Depois de ser professor na Unisinos e na Famaqui, em Porto Alegre, e, a convite do orientador Rubén Rico, em universidades na Argentina e na Colômbia, Lima planeja iniciar uma tese de doutorado em março. O tema? A continuação da sua metodologia para o aumento do faturamento dos empreendedores que passaram pelo curso By Necessity.

Após o almoço, já na caminhada pela avenida Paulista em direção ao escritório, Lima, ao cruzar a rua Pamplona, comenta sobre o faturamento do vendedor ambulante de espetinhos da esquina. “Gosto de manter contato e trocar ideias com os donos de pequenos negócios até hoje”, diz. “Se tivesse que voltar a trabalhar por um salário menor ou a vender crepe, faria isso numa boa. Com os conhecimentos que tenho hoje seria diferente, claro, poderia até ter uma rede nacional de crepe.”

Com o olhar atento a tudo e a todos em todo o trajeto, ora falando de sua paixão pelo futebol e o Grêmio, ora fazendo outras reflexões sobre os negócios e a vida, Lima ainda tem tempo de reforçar as suas convicções antes da entrada no prédio do escritório. Para ele, o país que abraçar os empreendedores em situação de vulnerabilidade com ações eficientes só tem a ganhar.

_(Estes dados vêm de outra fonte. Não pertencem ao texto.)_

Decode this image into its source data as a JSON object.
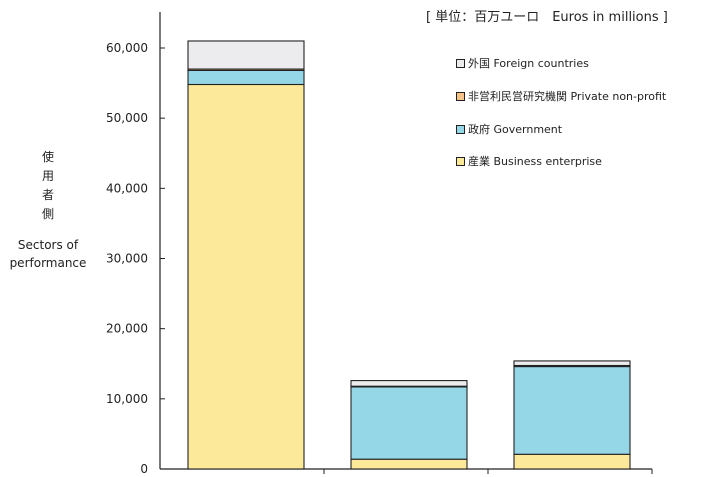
{
  "chart_data": {
    "type": "bar",
    "stacked": true,
    "categories": [
      "",
      "",
      ""
    ],
    "unit_label": "[ 単位：百万ユーロ　Euros in millions ]",
    "ylabel_jp": "使用者側",
    "ylabel_en": "Sectors of performance",
    "ylim": [
      0,
      60000
    ],
    "yticks": [
      "0",
      "10,000",
      "20,000",
      "30,000",
      "40,000",
      "50,000",
      "60,000"
    ],
    "grid": false,
    "legend_position": "top-right",
    "series": [
      {
        "name": "産業 Business enterprise",
        "color": "#fde99a",
        "values": [
          54800,
          1400,
          2100
        ]
      },
      {
        "name": "政府 Government",
        "color": "#95d7e7",
        "values": [
          2000,
          10300,
          12500
        ]
      },
      {
        "name": "非営利民営研究機関 Private non-profit",
        "color": "#f4c48a",
        "values": [
          200,
          100,
          150
        ]
      },
      {
        "name": "外国 Foreign countries",
        "color": "#ececef",
        "values": [
          4000,
          800,
          650
        ]
      }
    ]
  }
}
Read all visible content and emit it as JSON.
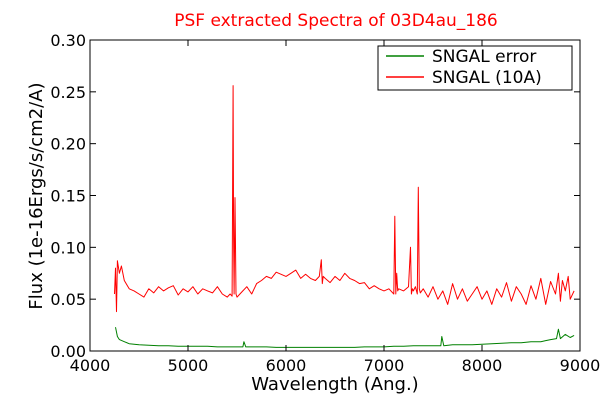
{
  "chart_data": {
    "type": "line",
    "title": "PSF extracted Spectra of 03D4au_186",
    "xlabel": "Wavelength (Ang.)",
    "ylabel": "Flux (1e-16Ergs/s/cm2/A)",
    "xlim": [
      4000,
      9000
    ],
    "ylim": [
      0.0,
      0.3
    ],
    "xticks": [
      4000,
      5000,
      6000,
      7000,
      8000,
      9000
    ],
    "xtick_labels": [
      "4000",
      "5000",
      "6000",
      "7000",
      "8000",
      "9000"
    ],
    "yticks": [
      0.0,
      0.05,
      0.1,
      0.15,
      0.2,
      0.25,
      0.3
    ],
    "ytick_labels": [
      "0.00",
      "0.05",
      "0.10",
      "0.15",
      "0.20",
      "0.25",
      "0.30"
    ],
    "grid": false,
    "legend_position": "top-right",
    "series": [
      {
        "name": "SNGAL error",
        "color": "#008000",
        "x": [
          4260,
          4280,
          4300,
          4350,
          4400,
          4500,
          4600,
          4700,
          4800,
          4900,
          5000,
          5100,
          5200,
          5300,
          5400,
          5500,
          5560,
          5570,
          5590,
          5700,
          5800,
          5900,
          6000,
          6100,
          6200,
          6300,
          6400,
          6500,
          6600,
          6700,
          6800,
          6900,
          7000,
          7100,
          7200,
          7300,
          7400,
          7500,
          7580,
          7590,
          7610,
          7700,
          7800,
          7900,
          8000,
          8100,
          8200,
          8300,
          8400,
          8500,
          8600,
          8650,
          8700,
          8760,
          8780,
          8800,
          8850,
          8900,
          8940
        ],
        "values": [
          0.023,
          0.014,
          0.011,
          0.009,
          0.007,
          0.006,
          0.0055,
          0.005,
          0.005,
          0.0045,
          0.0045,
          0.0045,
          0.0045,
          0.004,
          0.004,
          0.004,
          0.004,
          0.009,
          0.004,
          0.004,
          0.004,
          0.0035,
          0.0035,
          0.0035,
          0.0035,
          0.0035,
          0.0035,
          0.0035,
          0.0035,
          0.0035,
          0.004,
          0.004,
          0.004,
          0.0045,
          0.0045,
          0.005,
          0.005,
          0.005,
          0.005,
          0.014,
          0.005,
          0.006,
          0.006,
          0.006,
          0.0065,
          0.007,
          0.0075,
          0.008,
          0.008,
          0.009,
          0.009,
          0.01,
          0.011,
          0.012,
          0.021,
          0.012,
          0.016,
          0.013,
          0.015
        ]
      },
      {
        "name": "SNGAL (10A)",
        "color": "#ff0000",
        "x": [
          4250,
          4260,
          4270,
          4280,
          4300,
          4320,
          4350,
          4400,
          4450,
          4500,
          4550,
          4600,
          4650,
          4700,
          4750,
          4800,
          4850,
          4900,
          4950,
          5000,
          5050,
          5100,
          5150,
          5200,
          5250,
          5300,
          5350,
          5400,
          5430,
          5450,
          5460,
          5465,
          5470,
          5480,
          5490,
          5500,
          5550,
          5600,
          5650,
          5700,
          5750,
          5800,
          5850,
          5900,
          5950,
          6000,
          6050,
          6100,
          6150,
          6200,
          6250,
          6300,
          6340,
          6360,
          6370,
          6380,
          6400,
          6450,
          6500,
          6550,
          6600,
          6650,
          6700,
          6750,
          6800,
          6850,
          6900,
          6950,
          7000,
          7050,
          7100,
          7110,
          7120,
          7130,
          7140,
          7150,
          7200,
          7250,
          7270,
          7280,
          7290,
          7300,
          7320,
          7340,
          7350,
          7360,
          7370,
          7400,
          7450,
          7500,
          7550,
          7600,
          7650,
          7700,
          7750,
          7800,
          7850,
          7900,
          7950,
          8000,
          8050,
          8100,
          8150,
          8200,
          8250,
          8300,
          8350,
          8400,
          8450,
          8500,
          8550,
          8600,
          8650,
          8700,
          8750,
          8780,
          8800,
          8820,
          8850,
          8880,
          8900,
          8940
        ],
        "values": [
          0.055,
          0.08,
          0.038,
          0.087,
          0.075,
          0.082,
          0.068,
          0.06,
          0.058,
          0.055,
          0.052,
          0.06,
          0.056,
          0.062,
          0.058,
          0.061,
          0.063,
          0.054,
          0.06,
          0.057,
          0.062,
          0.055,
          0.06,
          0.058,
          0.056,
          0.062,
          0.055,
          0.052,
          0.055,
          0.053,
          0.256,
          0.11,
          0.055,
          0.148,
          0.055,
          0.052,
          0.057,
          0.062,
          0.055,
          0.065,
          0.068,
          0.072,
          0.07,
          0.076,
          0.074,
          0.072,
          0.075,
          0.078,
          0.07,
          0.074,
          0.07,
          0.068,
          0.072,
          0.088,
          0.065,
          0.072,
          0.07,
          0.066,
          0.072,
          0.068,
          0.075,
          0.07,
          0.068,
          0.065,
          0.066,
          0.06,
          0.063,
          0.06,
          0.058,
          0.06,
          0.055,
          0.13,
          0.055,
          0.075,
          0.058,
          0.06,
          0.058,
          0.062,
          0.1,
          0.055,
          0.06,
          0.058,
          0.062,
          0.055,
          0.158,
          0.06,
          0.056,
          0.06,
          0.052,
          0.062,
          0.05,
          0.058,
          0.045,
          0.065,
          0.05,
          0.06,
          0.048,
          0.055,
          0.062,
          0.05,
          0.058,
          0.045,
          0.06,
          0.052,
          0.066,
          0.048,
          0.062,
          0.055,
          0.045,
          0.063,
          0.05,
          0.07,
          0.045,
          0.067,
          0.055,
          0.075,
          0.048,
          0.068,
          0.058,
          0.072,
          0.05,
          0.058
        ]
      }
    ]
  }
}
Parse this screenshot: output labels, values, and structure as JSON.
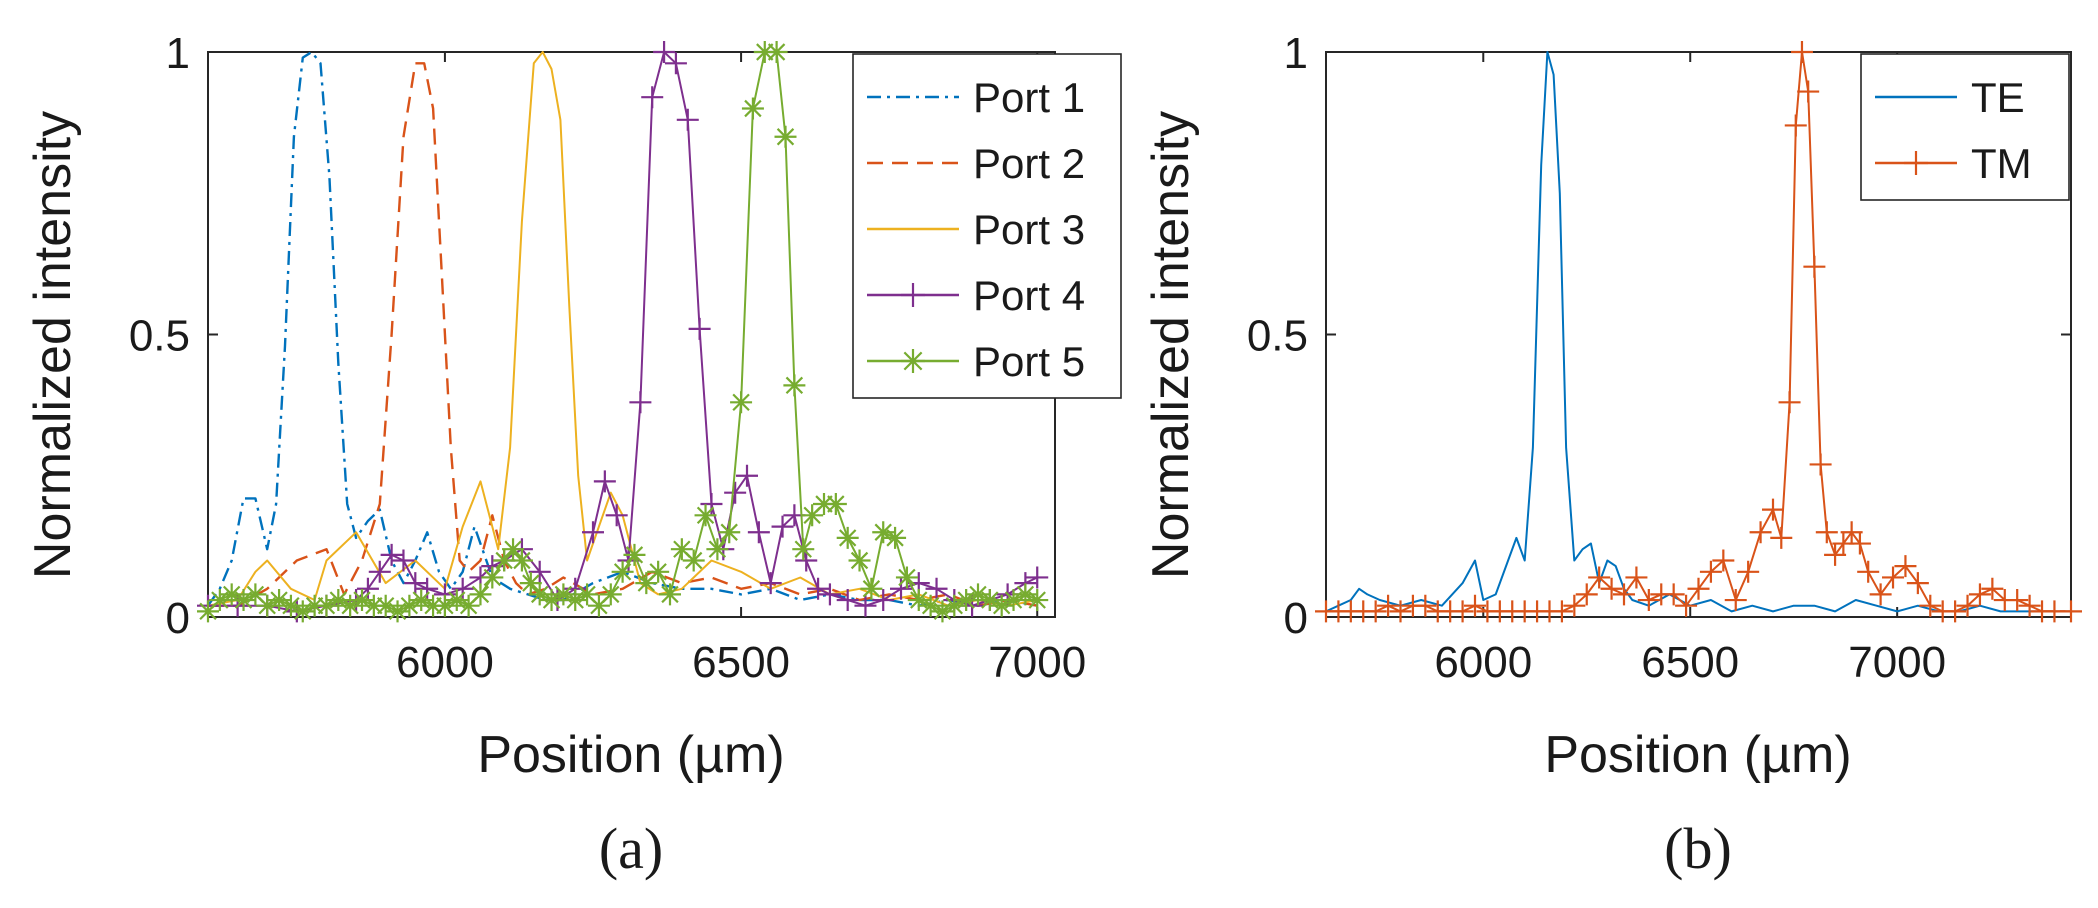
{
  "chart_data": [
    {
      "type": "line",
      "panel": "(a)",
      "xlabel": "Position (µm)",
      "ylabel": "Normalized intensity",
      "xlim": [
        5600,
        7030
      ],
      "ylim": [
        0,
        1
      ],
      "xticks": [
        6000,
        6500,
        7000
      ],
      "yticks": [
        0,
        0.5,
        1
      ],
      "ytick_labels": [
        "0",
        "0.5",
        "1"
      ],
      "legend_position": "top-right",
      "series": [
        {
          "name": "Port 1",
          "color": "#0072BD",
          "dash": "dashdot",
          "marker": "none",
          "x": [
            5600,
            5620,
            5640,
            5660,
            5680,
            5700,
            5715,
            5730,
            5745,
            5760,
            5775,
            5790,
            5805,
            5820,
            5835,
            5850,
            5870,
            5890,
            5910,
            5930,
            5950,
            5970,
            5990,
            6010,
            6030,
            6050,
            6080,
            6110,
            6140,
            6170,
            6200,
            6250,
            6300,
            6350,
            6400,
            6450,
            6500,
            6550,
            6600,
            6650,
            6700,
            6750,
            6800,
            6850,
            6900,
            6950,
            7000
          ],
          "y": [
            0.02,
            0.05,
            0.1,
            0.21,
            0.21,
            0.12,
            0.2,
            0.48,
            0.85,
            0.99,
            1.0,
            0.98,
            0.78,
            0.45,
            0.2,
            0.14,
            0.17,
            0.19,
            0.1,
            0.06,
            0.1,
            0.15,
            0.08,
            0.05,
            0.08,
            0.16,
            0.07,
            0.05,
            0.04,
            0.03,
            0.03,
            0.06,
            0.08,
            0.06,
            0.05,
            0.05,
            0.04,
            0.05,
            0.03,
            0.04,
            0.03,
            0.03,
            0.02,
            0.03,
            0.02,
            0.03,
            0.02
          ]
        },
        {
          "name": "Port 2",
          "color": "#D95319",
          "dash": "dash",
          "marker": "none",
          "x": [
            5600,
            5650,
            5700,
            5750,
            5800,
            5830,
            5860,
            5890,
            5910,
            5930,
            5950,
            5965,
            5980,
            5995,
            6010,
            6025,
            6040,
            6060,
            6080,
            6100,
            6120,
            6140,
            6170,
            6200,
            6250,
            6300,
            6350,
            6400,
            6450,
            6500,
            6550,
            6600,
            6650,
            6700,
            6750,
            6800,
            6850,
            6900,
            6950,
            7000
          ],
          "y": [
            0.02,
            0.02,
            0.05,
            0.1,
            0.12,
            0.04,
            0.1,
            0.2,
            0.5,
            0.85,
            0.98,
            0.98,
            0.9,
            0.6,
            0.3,
            0.1,
            0.08,
            0.1,
            0.18,
            0.1,
            0.06,
            0.04,
            0.05,
            0.07,
            0.04,
            0.05,
            0.08,
            0.06,
            0.07,
            0.05,
            0.06,
            0.04,
            0.05,
            0.03,
            0.04,
            0.03,
            0.04,
            0.02,
            0.03,
            0.02
          ]
        },
        {
          "name": "Port 3",
          "color": "#EDB120",
          "dash": "solid",
          "marker": "none",
          "x": [
            5600,
            5650,
            5680,
            5700,
            5740,
            5780,
            5800,
            5850,
            5900,
            5950,
            6000,
            6030,
            6060,
            6090,
            6110,
            6130,
            6150,
            6165,
            6180,
            6195,
            6210,
            6225,
            6240,
            6260,
            6280,
            6300,
            6330,
            6360,
            6400,
            6450,
            6500,
            6550,
            6600,
            6650,
            6700,
            6750,
            6800,
            6850,
            6900,
            6950,
            7000
          ],
          "y": [
            0.02,
            0.03,
            0.08,
            0.1,
            0.05,
            0.03,
            0.1,
            0.15,
            0.06,
            0.1,
            0.05,
            0.16,
            0.24,
            0.12,
            0.3,
            0.7,
            0.98,
            1.0,
            0.97,
            0.88,
            0.55,
            0.25,
            0.1,
            0.16,
            0.22,
            0.18,
            0.06,
            0.04,
            0.05,
            0.1,
            0.08,
            0.05,
            0.07,
            0.04,
            0.05,
            0.03,
            0.04,
            0.02,
            0.03,
            0.02,
            0.03
          ]
        },
        {
          "name": "Port 4",
          "color": "#7E2F8E",
          "dash": "solid",
          "marker": "plus",
          "x": [
            5600,
            5650,
            5700,
            5750,
            5800,
            5850,
            5870,
            5890,
            5910,
            5930,
            5950,
            5970,
            6000,
            6030,
            6060,
            6080,
            6100,
            6130,
            6160,
            6190,
            6220,
            6250,
            6270,
            6290,
            6310,
            6330,
            6350,
            6370,
            6390,
            6410,
            6430,
            6450,
            6470,
            6490,
            6510,
            6530,
            6550,
            6570,
            6590,
            6610,
            6630,
            6650,
            6680,
            6710,
            6740,
            6770,
            6800,
            6830,
            6860,
            6890,
            6920,
            6950,
            6980,
            7000
          ],
          "y": [
            0.02,
            0.02,
            0.02,
            0.01,
            0.02,
            0.03,
            0.05,
            0.08,
            0.11,
            0.1,
            0.06,
            0.05,
            0.04,
            0.05,
            0.07,
            0.09,
            0.1,
            0.12,
            0.08,
            0.03,
            0.05,
            0.15,
            0.24,
            0.18,
            0.1,
            0.38,
            0.92,
            1.0,
            0.98,
            0.88,
            0.51,
            0.2,
            0.12,
            0.22,
            0.25,
            0.15,
            0.06,
            0.16,
            0.18,
            0.1,
            0.05,
            0.04,
            0.03,
            0.02,
            0.03,
            0.05,
            0.06,
            0.05,
            0.03,
            0.02,
            0.03,
            0.04,
            0.06,
            0.07
          ]
        },
        {
          "name": "Port 5",
          "color": "#77AC30",
          "dash": "solid",
          "marker": "asterisk",
          "x": [
            5600,
            5620,
            5640,
            5660,
            5680,
            5700,
            5720,
            5740,
            5760,
            5780,
            5800,
            5820,
            5840,
            5860,
            5880,
            5900,
            5920,
            5940,
            5960,
            5980,
            6000,
            6020,
            6040,
            6060,
            6080,
            6100,
            6115,
            6130,
            6145,
            6160,
            6180,
            6200,
            6220,
            6240,
            6260,
            6280,
            6300,
            6320,
            6340,
            6360,
            6380,
            6400,
            6420,
            6440,
            6460,
            6480,
            6500,
            6520,
            6540,
            6560,
            6575,
            6590,
            6605,
            6620,
            6640,
            6660,
            6680,
            6700,
            6720,
            6740,
            6760,
            6780,
            6800,
            6820,
            6840,
            6860,
            6880,
            6900,
            6920,
            6940,
            6960,
            6980,
            7000
          ],
          "y": [
            0.01,
            0.03,
            0.04,
            0.03,
            0.04,
            0.02,
            0.03,
            0.02,
            0.01,
            0.02,
            0.02,
            0.03,
            0.02,
            0.03,
            0.02,
            0.02,
            0.01,
            0.02,
            0.03,
            0.02,
            0.02,
            0.03,
            0.02,
            0.04,
            0.07,
            0.1,
            0.12,
            0.1,
            0.06,
            0.04,
            0.03,
            0.04,
            0.03,
            0.04,
            0.02,
            0.04,
            0.08,
            0.11,
            0.06,
            0.08,
            0.04,
            0.12,
            0.1,
            0.18,
            0.12,
            0.15,
            0.38,
            0.9,
            1.0,
            1.0,
            0.85,
            0.41,
            0.12,
            0.18,
            0.2,
            0.2,
            0.14,
            0.1,
            0.05,
            0.15,
            0.14,
            0.07,
            0.03,
            0.02,
            0.01,
            0.02,
            0.03,
            0.04,
            0.03,
            0.02,
            0.03,
            0.04,
            0.03
          ]
        }
      ]
    },
    {
      "type": "line",
      "panel": "(b)",
      "xlabel": "Position (µm)",
      "ylabel": "Normalized intensity",
      "xlim": [
        5620,
        7420
      ],
      "ylim": [
        0,
        1
      ],
      "xticks": [
        6000,
        6500,
        7000
      ],
      "yticks": [
        0,
        0.5,
        1
      ],
      "ytick_labels": [
        "0",
        "0.5",
        "1"
      ],
      "legend_position": "top-right",
      "series": [
        {
          "name": "TE",
          "color": "#0072BD",
          "dash": "solid",
          "marker": "none",
          "x": [
            5620,
            5650,
            5680,
            5700,
            5720,
            5750,
            5800,
            5850,
            5900,
            5950,
            5980,
            6000,
            6030,
            6060,
            6080,
            6100,
            6120,
            6140,
            6155,
            6170,
            6185,
            6200,
            6220,
            6240,
            6260,
            6280,
            6300,
            6320,
            6340,
            6360,
            6400,
            6450,
            6500,
            6550,
            6600,
            6650,
            6700,
            6750,
            6800,
            6850,
            6900,
            6950,
            7000,
            7050,
            7100,
            7150,
            7200,
            7250,
            7300,
            7350,
            7420
          ],
          "y": [
            0.01,
            0.02,
            0.03,
            0.05,
            0.04,
            0.03,
            0.02,
            0.03,
            0.02,
            0.06,
            0.1,
            0.03,
            0.04,
            0.1,
            0.14,
            0.1,
            0.3,
            0.8,
            1.0,
            0.96,
            0.75,
            0.3,
            0.1,
            0.12,
            0.13,
            0.06,
            0.1,
            0.09,
            0.05,
            0.03,
            0.02,
            0.04,
            0.02,
            0.03,
            0.01,
            0.02,
            0.01,
            0.02,
            0.02,
            0.01,
            0.03,
            0.02,
            0.01,
            0.02,
            0.01,
            0.01,
            0.02,
            0.01,
            0.01,
            0.01,
            0.01
          ]
        },
        {
          "name": "TM",
          "color": "#D95319",
          "dash": "solid",
          "marker": "plus",
          "x": [
            5620,
            5650,
            5680,
            5710,
            5740,
            5770,
            5800,
            5830,
            5860,
            5890,
            5920,
            5950,
            5980,
            6010,
            6040,
            6070,
            6100,
            6130,
            6160,
            6190,
            6220,
            6250,
            6280,
            6310,
            6340,
            6370,
            6400,
            6430,
            6460,
            6490,
            6520,
            6550,
            6580,
            6610,
            6640,
            6670,
            6700,
            6720,
            6740,
            6755,
            6770,
            6785,
            6800,
            6815,
            6830,
            6850,
            6870,
            6890,
            6910,
            6930,
            6960,
            6990,
            7020,
            7050,
            7080,
            7110,
            7140,
            7170,
            7200,
            7230,
            7260,
            7290,
            7320,
            7350,
            7380,
            7420
          ],
          "y": [
            0.01,
            0.01,
            0.01,
            0.01,
            0.01,
            0.02,
            0.01,
            0.02,
            0.02,
            0.01,
            0.01,
            0.01,
            0.02,
            0.01,
            0.01,
            0.01,
            0.01,
            0.01,
            0.01,
            0.01,
            0.02,
            0.04,
            0.07,
            0.05,
            0.04,
            0.07,
            0.03,
            0.04,
            0.04,
            0.02,
            0.05,
            0.08,
            0.1,
            0.03,
            0.08,
            0.15,
            0.19,
            0.14,
            0.38,
            0.87,
            1.0,
            0.93,
            0.62,
            0.27,
            0.15,
            0.11,
            0.13,
            0.15,
            0.13,
            0.08,
            0.04,
            0.07,
            0.09,
            0.06,
            0.02,
            0.01,
            0.01,
            0.02,
            0.04,
            0.05,
            0.03,
            0.03,
            0.02,
            0.01,
            0.01,
            0.01
          ]
        }
      ]
    }
  ],
  "captions": [
    "(a)",
    "(b)"
  ]
}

“O mais legal de tudo, o maior orgulho, não só meu, de todos nós, é a educação brasileira ser exportada. Isso foi a partir da realidade de uma comunidade do Rio Grande do Sul, mas que poderia ter sido de qualquer outra. De um lugar com tantos problemas, surgiu uma metodologia que ajuda também outras comunidades do mundo inteiro a se desenvolverem.”